April/Mai 2001

Brisantes Juwel von Warren Beatty

Bulworth

Nachdem Warren Beatty schon einmal mit "Bonnie & Clyde" eine kleine Revolution eingeleitet hat, geht er mit "Bulworth" noch einen ganzen Schritt weiter. Beatty entfacht als Politiker Bulworth ein antikapitalistisches und marxistisches Feuer, das nicht zuletzt den meisten Filmverleihern mehrere Spuren zu heiß war.
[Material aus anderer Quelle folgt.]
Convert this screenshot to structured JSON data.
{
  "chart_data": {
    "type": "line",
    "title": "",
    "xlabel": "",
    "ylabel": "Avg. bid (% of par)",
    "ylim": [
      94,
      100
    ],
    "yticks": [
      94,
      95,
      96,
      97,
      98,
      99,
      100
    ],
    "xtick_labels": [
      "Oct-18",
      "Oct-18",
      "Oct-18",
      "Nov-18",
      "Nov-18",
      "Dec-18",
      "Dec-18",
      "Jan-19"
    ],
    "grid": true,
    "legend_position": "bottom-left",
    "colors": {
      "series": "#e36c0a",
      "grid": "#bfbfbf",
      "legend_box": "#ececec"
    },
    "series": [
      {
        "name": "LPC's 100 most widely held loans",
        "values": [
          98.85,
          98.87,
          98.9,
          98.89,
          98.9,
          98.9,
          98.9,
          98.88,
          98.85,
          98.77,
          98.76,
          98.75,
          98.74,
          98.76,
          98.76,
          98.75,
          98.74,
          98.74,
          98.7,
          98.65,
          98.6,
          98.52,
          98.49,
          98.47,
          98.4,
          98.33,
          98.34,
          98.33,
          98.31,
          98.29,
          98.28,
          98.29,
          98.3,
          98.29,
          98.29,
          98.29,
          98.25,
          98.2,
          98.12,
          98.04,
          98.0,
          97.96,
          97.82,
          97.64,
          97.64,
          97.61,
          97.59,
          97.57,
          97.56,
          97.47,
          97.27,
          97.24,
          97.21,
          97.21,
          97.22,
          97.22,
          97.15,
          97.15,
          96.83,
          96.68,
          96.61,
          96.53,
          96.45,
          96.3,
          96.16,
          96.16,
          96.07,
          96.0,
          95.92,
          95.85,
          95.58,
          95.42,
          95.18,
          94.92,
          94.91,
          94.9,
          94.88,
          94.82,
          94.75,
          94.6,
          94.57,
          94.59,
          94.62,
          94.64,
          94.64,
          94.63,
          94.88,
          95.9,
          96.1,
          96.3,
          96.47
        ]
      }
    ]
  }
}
Senator Bulworth, ein Demokrat, steht pünktlich zur Wahl am Scheideweg. Sein Programm, seine Reden sind nichts anderes als leeres, verlogenes Geschwätz zur Köderung von Wählern. Die zu Medienzwecken aufrecht erhaltene Bilderbuch-Ehe ist eine Farce und ein Ausweg aus dieser Situation scheint unmöglich. Der Politiker zieht die Konsequenzen: Er heuert einen Killer an, ihn zu ermorden. Seine Lebensversicherung über zehn Millionen Dollar soll seine Tochter erhalten. Bulworths bevorstehendes Ende lässt ihn alle Masken abwerfen. In seinen Reden sagt er ausnahmslos die Wahrheit und lernt so die schwarze Aktivistin Nina kennen. Auf seinem Streifzug durch das nächtliche L.A. entdeckt er den Hip-Hop, er erobert die Wähler, erzürnt seine Geldgeber und er erkennt, dass ihm sein Leben noch etwas bedeutet...
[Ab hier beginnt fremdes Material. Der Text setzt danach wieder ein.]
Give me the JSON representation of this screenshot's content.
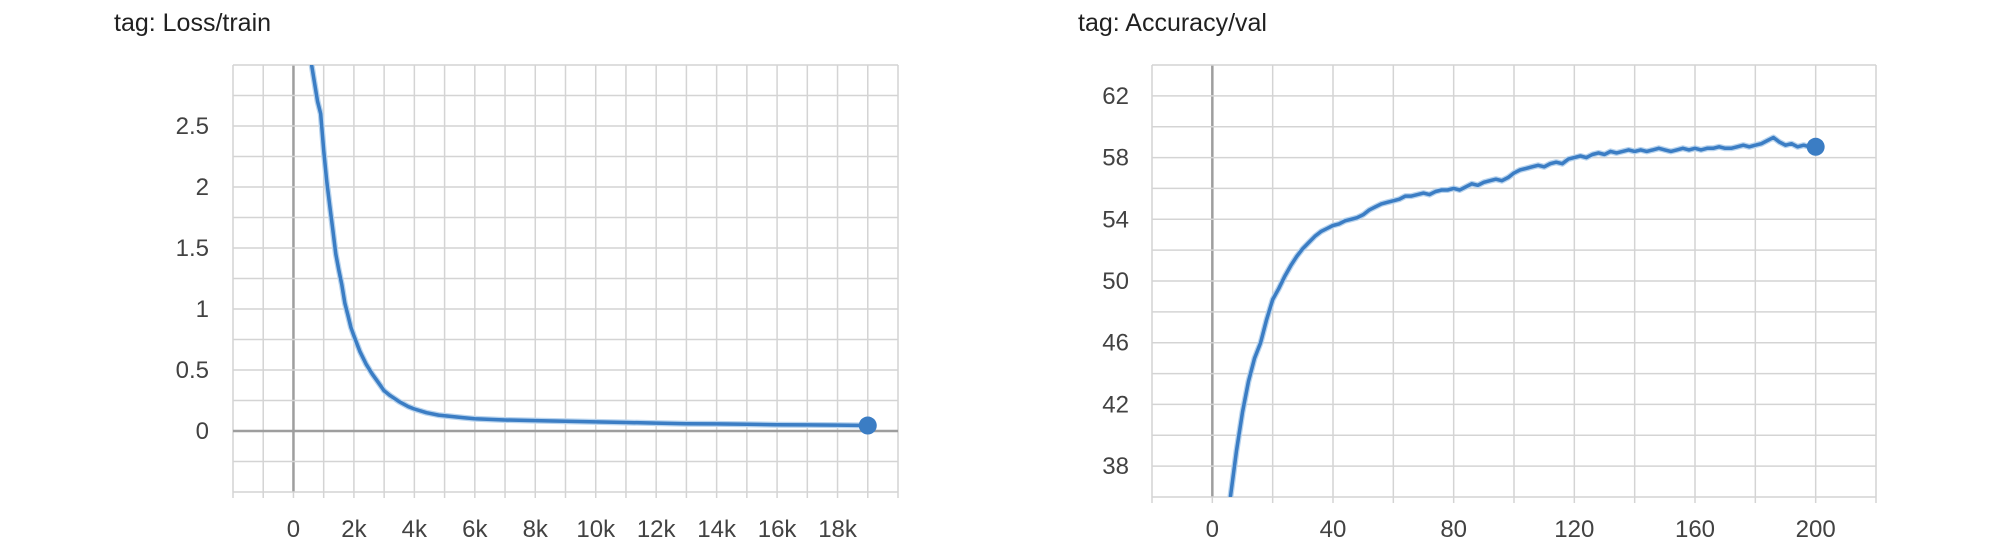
{
  "charts": [
    {
      "title": "tag: Loss/train"
    },
    {
      "title": "tag: Accuracy/val"
    }
  ],
  "colors": {
    "series": "#3b7dc4",
    "smoothed_raw": "#b9d4ee",
    "grid": "#d4d4d4",
    "zero_axis": "#9e9e9e"
  },
  "chart_data": [
    {
      "type": "line",
      "title": "tag: Loss/train",
      "xlabel": "",
      "ylabel": "",
      "xlim": [
        -2000,
        20000
      ],
      "ylim": [
        -0.5,
        3.0
      ],
      "x_ticks": [
        0,
        2000,
        4000,
        6000,
        8000,
        10000,
        12000,
        14000,
        16000,
        18000
      ],
      "x_tick_labels": [
        "0",
        "2k",
        "4k",
        "6k",
        "8k",
        "10k",
        "12k",
        "14k",
        "16k",
        "18k"
      ],
      "y_ticks": [
        0,
        0.5,
        1,
        1.5,
        2,
        2.5
      ],
      "y_tick_labels": [
        "0",
        "0.5",
        "1",
        "1.5",
        "2",
        "2.5"
      ],
      "grid": true,
      "series": [
        {
          "x": [
            600,
            700,
            800,
            900,
            1000,
            1100,
            1200,
            1300,
            1400,
            1500,
            1600,
            1700,
            1800,
            1900,
            2000,
            2200,
            2400,
            2600,
            2800,
            3000,
            3200,
            3500,
            3800,
            4000,
            4400,
            4800,
            5200,
            5600,
            6000,
            6500,
            7000,
            8000,
            9000,
            10000,
            11000,
            12000,
            13000,
            14000,
            15000,
            16000,
            17000,
            18000,
            19000
          ],
          "y": [
            3.0,
            2.85,
            2.7,
            2.6,
            2.3,
            2.05,
            1.85,
            1.65,
            1.45,
            1.32,
            1.2,
            1.05,
            0.95,
            0.85,
            0.78,
            0.65,
            0.55,
            0.47,
            0.4,
            0.33,
            0.29,
            0.24,
            0.2,
            0.18,
            0.15,
            0.13,
            0.12,
            0.11,
            0.1,
            0.095,
            0.09,
            0.085,
            0.08,
            0.075,
            0.07,
            0.065,
            0.06,
            0.058,
            0.055,
            0.052,
            0.05,
            0.048,
            0.045
          ]
        }
      ],
      "endpoint": {
        "x": 19000,
        "y": 0.045
      }
    },
    {
      "type": "line",
      "title": "tag: Accuracy/val",
      "xlabel": "",
      "ylabel": "",
      "xlim": [
        -20,
        220
      ],
      "ylim": [
        36,
        64
      ],
      "x_ticks": [
        0,
        40,
        80,
        120,
        160,
        200
      ],
      "x_tick_labels": [
        "0",
        "40",
        "80",
        "120",
        "160",
        "200"
      ],
      "y_ticks": [
        38,
        42,
        46,
        50,
        54,
        58,
        62
      ],
      "y_tick_labels": [
        "38",
        "42",
        "46",
        "50",
        "54",
        "58",
        "62"
      ],
      "grid": true,
      "series": [
        {
          "x": [
            6,
            8,
            10,
            12,
            14,
            16,
            18,
            20,
            22,
            24,
            26,
            28,
            30,
            32,
            34,
            36,
            38,
            40,
            42,
            44,
            46,
            48,
            50,
            52,
            54,
            56,
            58,
            60,
            62,
            64,
            66,
            68,
            70,
            72,
            74,
            76,
            78,
            80,
            82,
            84,
            86,
            88,
            90,
            92,
            94,
            96,
            98,
            100,
            102,
            104,
            106,
            108,
            110,
            112,
            114,
            116,
            118,
            120,
            122,
            124,
            126,
            128,
            130,
            132,
            134,
            136,
            138,
            140,
            142,
            144,
            146,
            148,
            150,
            152,
            154,
            156,
            158,
            160,
            162,
            164,
            166,
            168,
            170,
            172,
            174,
            176,
            178,
            180,
            182,
            184,
            186,
            188,
            190,
            192,
            194,
            196,
            198,
            200
          ],
          "y": [
            36.0,
            39.0,
            41.5,
            43.5,
            45.0,
            46.0,
            47.5,
            48.8,
            49.5,
            50.3,
            51.0,
            51.6,
            52.1,
            52.5,
            52.9,
            53.2,
            53.4,
            53.6,
            53.7,
            53.9,
            54.0,
            54.1,
            54.3,
            54.6,
            54.8,
            55.0,
            55.1,
            55.2,
            55.3,
            55.5,
            55.5,
            55.6,
            55.7,
            55.6,
            55.8,
            55.9,
            55.9,
            56.0,
            55.9,
            56.1,
            56.3,
            56.2,
            56.4,
            56.5,
            56.6,
            56.5,
            56.7,
            57.0,
            57.2,
            57.3,
            57.4,
            57.5,
            57.4,
            57.6,
            57.7,
            57.6,
            57.9,
            58.0,
            58.1,
            58.0,
            58.2,
            58.3,
            58.2,
            58.4,
            58.3,
            58.4,
            58.5,
            58.4,
            58.5,
            58.4,
            58.5,
            58.6,
            58.5,
            58.4,
            58.5,
            58.6,
            58.5,
            58.6,
            58.5,
            58.6,
            58.6,
            58.7,
            58.6,
            58.6,
            58.7,
            58.8,
            58.7,
            58.8,
            58.9,
            59.1,
            59.3,
            59.0,
            58.8,
            58.9,
            58.7,
            58.8,
            58.7,
            58.7
          ]
        }
      ],
      "endpoint": {
        "x": 200,
        "y": 58.7
      }
    }
  ]
}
Die anti-kapitalistische Systemkritik des Films hat es wahrlich in sich. Als Adressaten entdeckt Bulworth die schwarze Bevölkerung, die von der Politik seit je her hintergangen wurde. In einer Rede enthüllt er, warum die Interessen der Schwarzen von der Politik ignoriert werden: Die Spendengelder fließen von den großen Konzernen auf die Konten der Parteien. Mit diesen Geldern sind Verpflichtungen gegenüber den Spendern verbunden, die den Bedürfnissen der weniger Begüterten entgegen stehen. Sie werden schlicht ignoriert. So funktioniert das System. Um seine schwarzen Hörer zu erreichen, muss er sich ihrer Sprache bedienen. Diese Sprache ist Hip-Hop. Beatty thematisiert auch die vermittelnde Kraft der Musik: Mit den Worten "You need a song to become a spirit" (von "Bulworth" existiert sinnvollerweise keine deutsche Synchronfassung) bringt ein geheimnisvoller Obdachloser den Senator auf die Idee, seiner Kritik mittels des Hip-Hop eine Stimme zu verleihen.
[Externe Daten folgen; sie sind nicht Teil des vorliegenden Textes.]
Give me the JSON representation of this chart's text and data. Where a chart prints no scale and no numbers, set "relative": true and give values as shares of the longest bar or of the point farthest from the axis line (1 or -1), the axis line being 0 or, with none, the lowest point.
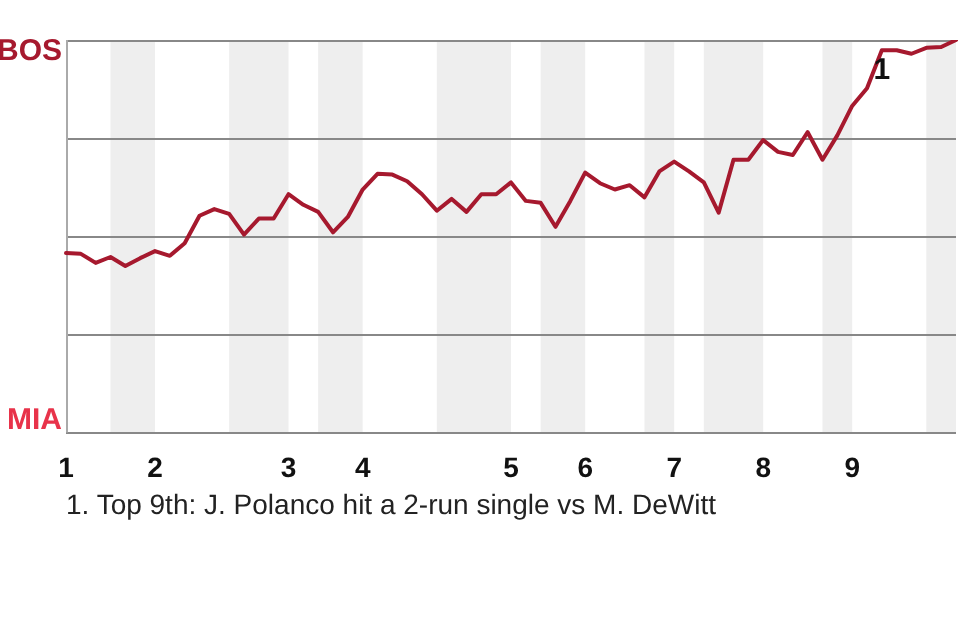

Eine Kenntnis der Geschichte des Hip-Hop und der Afro-Amerikanischen Kultur ist unabdingbar für eine richtige Einschätzung von "Bulworth". Oft scheint es, als verdanke der Film seine Hip-Hop-Fixierung rein marktstrategischen Erwägungen, denn die Zeit von "Bulworth" ist auch die Zeit des kommerziellen Durchbruchs des Hip-Hop. Doch Warren Beatty und sein Co-Autor Jeremy Pikser beweisen Fingerspitzengefühl. Von der Schwarzenbewegung, vertreten durch Martin Luther King, Malcolm X und den Black Panthers schlägt "Bulworth" die Brücke zum Rap und Hip-Hop. Public Enemy, Polit-Rap-Veteranen, die Ende der 80er mit ihren politisch motivierten, revolutionären Texten und ihrem militaristischen Outfit den Kampf gegen das weiße, kapitalistische Establishment propagierten, tummeln sich an zentraler Stelle des Films auf dem Soundtrack. Hip-Hop ist in "Bulworth" identisch mit Systemkritik.

Dabei vermeidet der Film jegliche Anbiederei: Nachdem Senator Bulworth im Hip-Hop-Outfit die Massen begeistert hat und auch sein schmieriger Gehilfe (wunderbar: Oliver Platt) die Genialität der "Neuen Masche" erkannt hat, schlüpft der Politiker wieder wie selbstverständlich in seinen schwarzen, eleganten Anzug - die Show ist zu Ende.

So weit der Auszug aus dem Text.